SGD in Max-Norm
melgor opened this issue · 3 comments
Hi,
I was analyzing you results in this notebook and I found some bugs/incorrect approach:
- When training SGD you start from LR:0.001. I stated with LR: 0.01 and final accuracy was ~82% (so 6% better)
- Then you are trying to plot
validation acc and loss
, in fact, you plottraining
data. This is whymomentum
method is so low.
Check my runs, I think that I trained models correctly and displayed charts also.
https://gist.github.com/melgor/e106ff0e712534d267a2a1851b6fc299
Also, I've made some other experiments regarding Normalization of gradient in Resnet18 in CIFAR-10. And currently I'm not able to match results of SGD + Momentum (I use my own implementation in PyTorch, I did use L2, L1 and Max normalization, STD normalization still on my list)

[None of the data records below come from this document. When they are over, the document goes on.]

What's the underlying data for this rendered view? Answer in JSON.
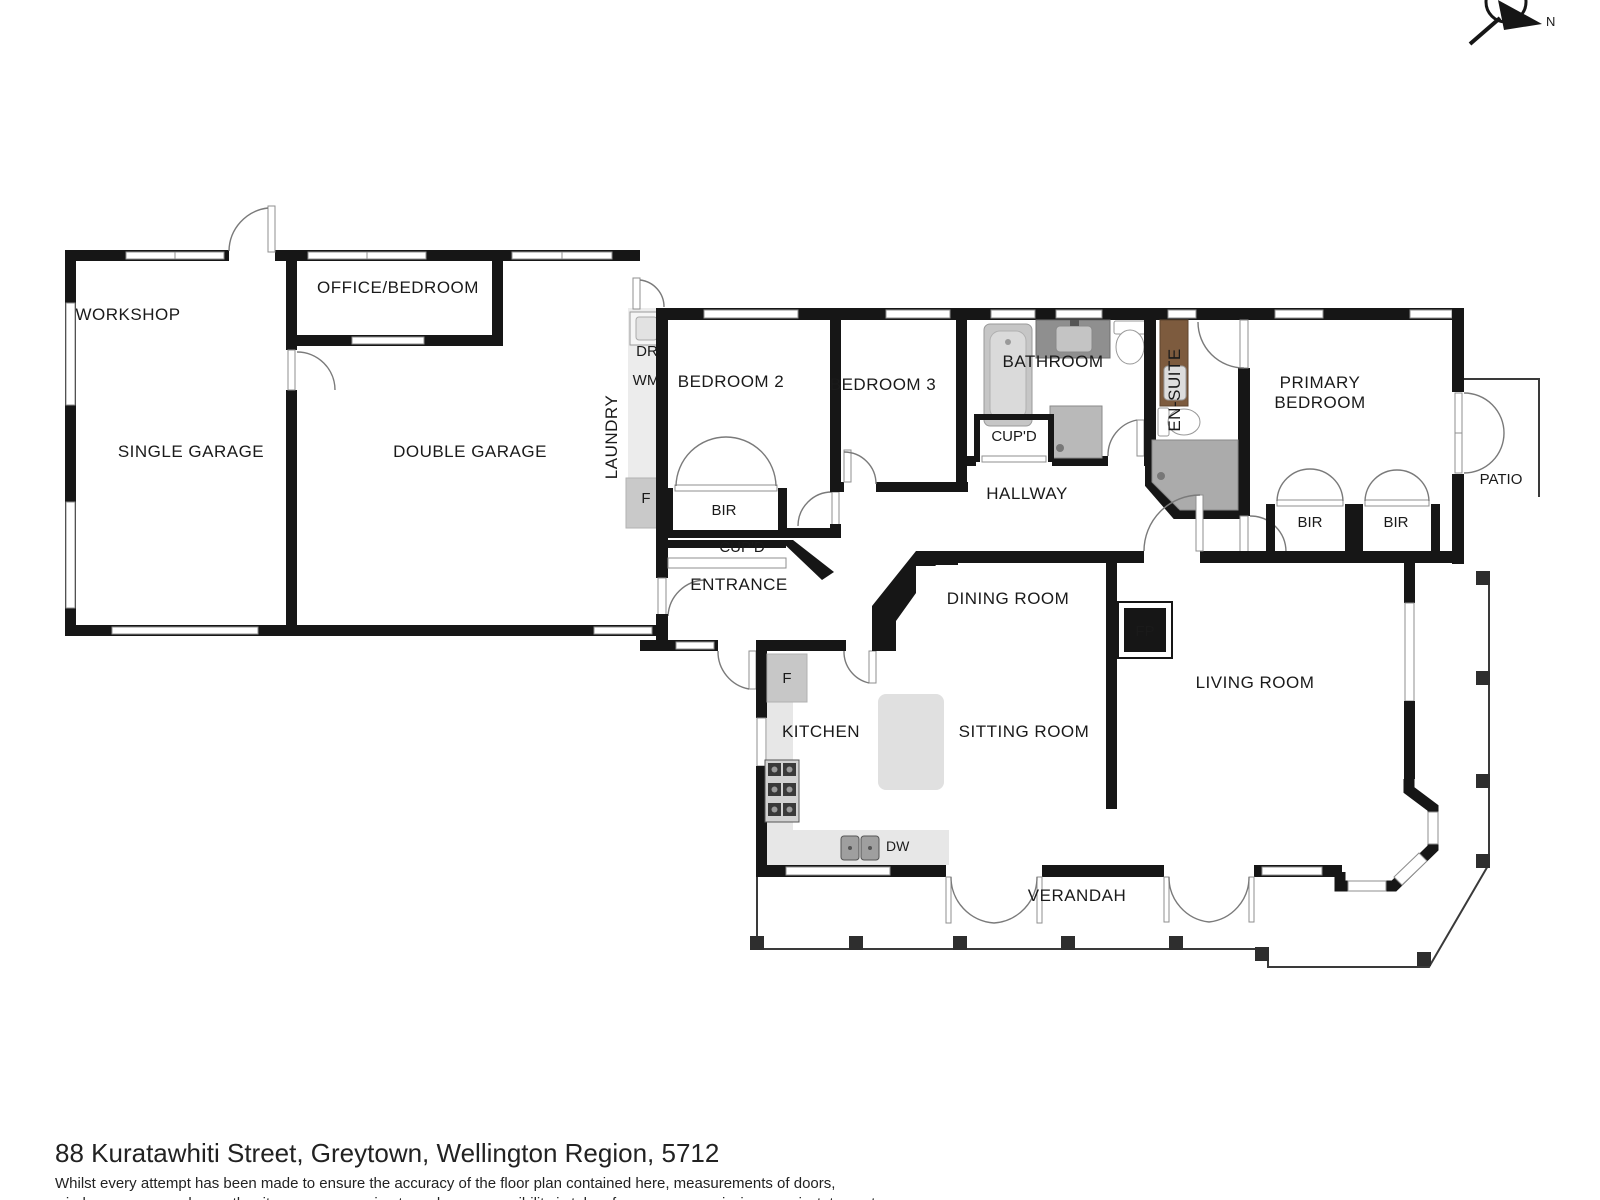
{
  "compass": {
    "label": "N"
  },
  "rooms": {
    "workshop": "WORKSHOP",
    "single_garage": "SINGLE GARAGE",
    "office_bedroom": "OFFICE/BEDROOM",
    "double_garage": "DOUBLE GARAGE",
    "laundry": "LAUNDRY",
    "bedroom2": "BEDROOM 2",
    "bedroom3": "BEDROOM 3",
    "bathroom": "BATHROOM",
    "ensuite": "EN-SUITE",
    "primary_bedroom_line1": "PRIMARY",
    "primary_bedroom_line2": "BEDROOM",
    "patio": "PATIO",
    "hallway": "HALLWAY",
    "entrance": "ENTRANCE",
    "dining_room": "DINING ROOM",
    "living_room": "LIVING ROOM",
    "kitchen": "KITCHEN",
    "sitting_room": "SITTING ROOM",
    "verandah": "VERANDAH"
  },
  "fixtures": {
    "dryer": "DR",
    "washing_machine": "WM",
    "freezer_laundry": "F",
    "fridge_kitchen": "F",
    "dishwasher": "DW",
    "fireplace": "FP",
    "bir_bedroom2": "BIR",
    "bir_primary_left": "BIR",
    "bir_primary_right": "BIR",
    "cupd_hall": "CUP'D",
    "cupd_entrance": "CUP'D"
  },
  "footer": {
    "title": "88 Kuratawhiti Street, Greytown, Wellington Region, 5712",
    "disclaimer_line1": "Whilst every attempt has been made to ensure the accuracy of the floor plan contained here, measurements of doors,",
    "disclaimer_line2": "windows, rooms and any other items are approximate and no responsibility is taken for any error, omission, or misstatement."
  },
  "colors": {
    "wall": "#161616",
    "counter": "#e7e7e7",
    "fixture_gray": "#c6c6c6",
    "shower_gray": "#ababab",
    "vanity_brown": "#7d5b3e"
  }
}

Hi, thank you for feedback, of course I should use val_loss
that a huge typo from my side. I will rerun the notebooks with a corrected setup in free time. I will change also the initial learning rate for SGD + momentum to make benchmarks more fair.
Regarding your last comment, I had to use std for CIFAR to get the best score. However, I have tried gradient normalization on detection problem with a success.
To conclude: I think it is worth to give it a try, it is easy to implement and may provide benefits is some setups. I hope that other notebooks were fine and reproducible (Of course I will probably have to change the metrics to val_acc
). Thanks again.
- fix notebooks and use better learning rate for cifar-sgd+momentum
I have update the results in the notebooks.